It’s the earliest memory I have. A feeling of being caught inside a dream, of a bright summer day – the heat is real because of the waves coming off the pavement. There are strangely no smells in this memory, and none that bring it back to me.

I am looking up…away…toward something I have lost. I have no feeling, and yet I do. There is discomfort at the heart of this memory, and if I had not had it told to me a hundred times in my youth, I would find this strange. It seems such a bright, happy day.

I am four or five at the time of this memory, according to my mother, who recounts it with a particular flair that only grows with time. “You see that scar on your forehead?” she would say to me, kind of pinching my check and pointing at my forehead in the mirror at the same time. “Know how you got that?” Yes, of course I did. She had told me fifty million times.

I always understood why she was so insistent about seat belts. It was the lack of a seat belt, after all, that caused that scar, all but unnoticeable, the approximate size of the pebbles that always got caught in my sandals when I wore them with wet feet after swimming. The small size of the scar, though, does not do justice for the terror it undoubtedly caused my mother.
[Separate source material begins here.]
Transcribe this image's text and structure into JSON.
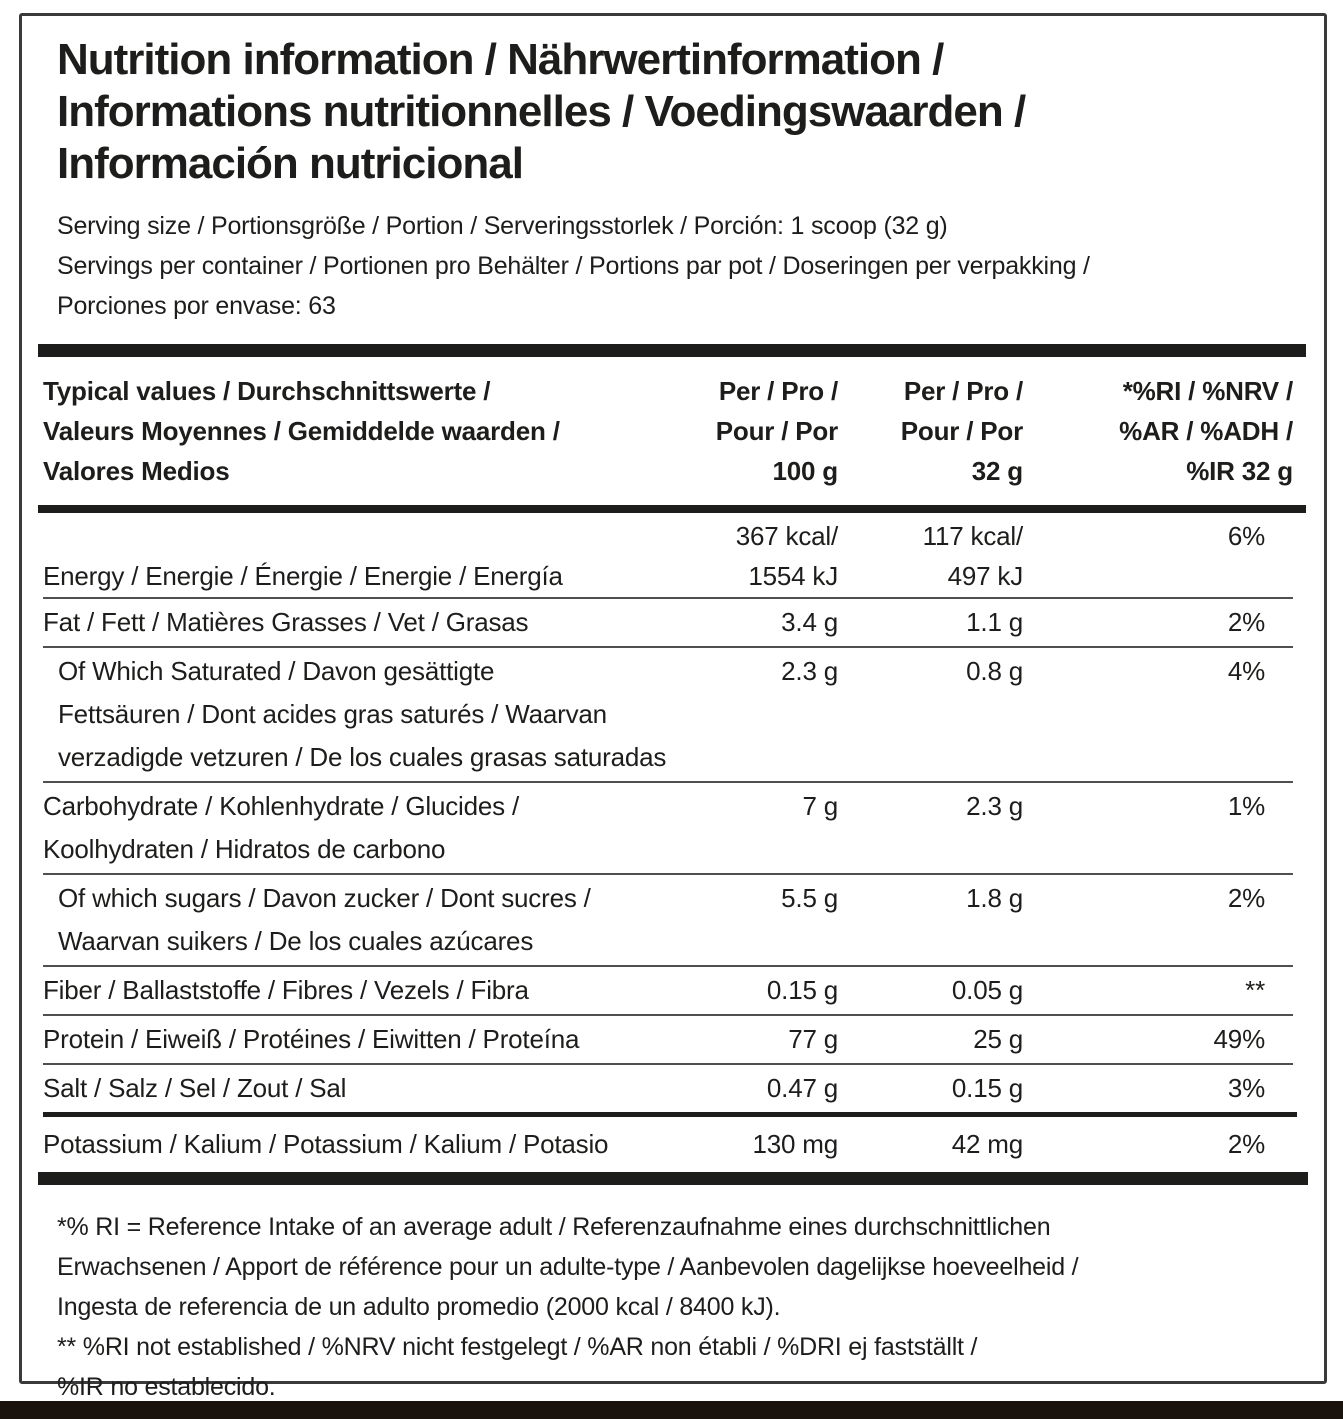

Imagine your precocious five-year-old, bounding off with her father to go visit his best friend, and hearing that she flew out of the door. Is she all right? Oh-my-god-where-is-she-where-is-my-baby….I have heard this story enough times from my mother that I find it hard to separate her anxiety from the facts of the fall.

I was leaning against the door, enjoying the breeze from the road, probably laughing and singing along with Dad’s music. In the 1980’s no one wore seat belts. Come on, really, we’re all good drivers. Besides, we’re on a country road here, nothing’s gonna happen – and then, just like that, rounding the curve in that old 1970-something Chevy pickup with the slightly purple tinge, something did happen. The door, which had not properly latched, swung open, oblivious to the tow-headed three-year-old attached to it. Said three-year-old, first surprised (what new entertainment is this?) then uneasy (wait, Daddy’s not laughing…) then FLOOSH-FLING-FLOMP on the ground and looking up at the back end of the truck.

Enter my memory here. Sunshiney day, some discomfort, confusion…

And that’s all she wrote. At this point, everything I know is what I’ve been told. At about age seven or eight I became convinced that my parents had a dramatic restaurant scene about me, because of a dream that seemed strangely memory-like, and then entertained notions of remembering the emergency room scene. These false memories, though, have to be the result of too many sitcoms and a very active imagination. My mother assured me there was no such restaurant scene and that I couldn’t possibly remember the hospital. Or could I?